The Philippine Monument is located at San 97-6, Gwansan-dong, Deogyang-gu, Goyang-si, Gyeonggi Province. It was erected by the South Korean Ministry of National Defense on 2 October 1974 in memory of the members of the Philippine Armed Forces who fought to defend the security and freedom of the Republic of Korea.

The relief of 50 people on the front of the foundation represents the desperate struggle of the Korean people to overcome the challenges of war and win freedom and peace. Meanwhile, the relief on the front of the pillar depicts the culture of the Philippines. The 17-meter central pillar and the wide, 4.5 meter-high foundation give the monument a pleasing sense of stability.

On 19 September 1950, shortly after the Korean War began with a surprise attack on the South by the communist North, the Philippines dispatched its soldiers as part of the United Nations forces. The Philippine contingent fought courageously and successfully in the Battles of Waegwan, Gimcheon, Daegu, Cheolwon and the Imjin-gang River.
Philippine Tribute to the Korean War

At least three monuments paying tribute to the Korean War stand proud in the Philippines: the PEFTOK Memorial in Fort Bonificacio; the Korean War Memorial at the Philippine Military Academy in Baguio City; and the Marikorea Monument in Marikina City. The monument in Marikina City, dedicated to Filipinos who participated in the Korean War, was unveiled on 25 June 2005 during the the 55th Anniversary of the Start of the Korean War. It is a 20-foot tall pylon topped by an eternal flame.

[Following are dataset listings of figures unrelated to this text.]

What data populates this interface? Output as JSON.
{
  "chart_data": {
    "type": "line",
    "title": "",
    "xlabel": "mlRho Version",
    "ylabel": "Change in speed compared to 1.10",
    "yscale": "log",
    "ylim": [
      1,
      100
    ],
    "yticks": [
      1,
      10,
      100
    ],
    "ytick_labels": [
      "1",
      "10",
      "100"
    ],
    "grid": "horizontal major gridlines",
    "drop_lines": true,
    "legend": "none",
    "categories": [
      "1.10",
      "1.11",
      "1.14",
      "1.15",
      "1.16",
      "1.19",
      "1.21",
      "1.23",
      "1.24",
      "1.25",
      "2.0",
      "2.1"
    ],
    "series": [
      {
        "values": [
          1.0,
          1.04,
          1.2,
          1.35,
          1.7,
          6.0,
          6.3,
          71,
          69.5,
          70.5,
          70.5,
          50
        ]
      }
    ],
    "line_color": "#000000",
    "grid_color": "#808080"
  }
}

All five PEFTOK BCTs trained in Marikina City before being deployed since the rugged hills and rolling terrain in the city resembled Korea's. The men christened Marikina "Camp Marikorea" or "Marikorea." PEFTOK veterans meet at the memorial every 23rd of April to commemorate the "The Battle of Yultong" where Filipinos displayed extraordinary valor. (From journalist Art Villasanta)

The PEFTOK Memorial in Bonifacio City
The Marikorea Monument in Marikina City

The P500.00 bill, roughly equivalent to KRW12,000.00 and which has been in circulation in the Philippines since 1987, also features a facet of Philippine-Korean relations. At the back of the bill is a picture of an article written by Philippine hero Benigno Aquino, Jr. published in The Manila Times during his stint as a war correspondent in Korea during the Korean War. The article is entitled "1st Cav Knifes Through 38th Parallel," The picture also shows a young Benigno in his reporter garb.

The P500 bill showing Philippine hero Benigno Aquino Jr.
The encircled portion at the back of the bill shows an article he wrote entitled “1st Cav Knifes Through 38th Parallel.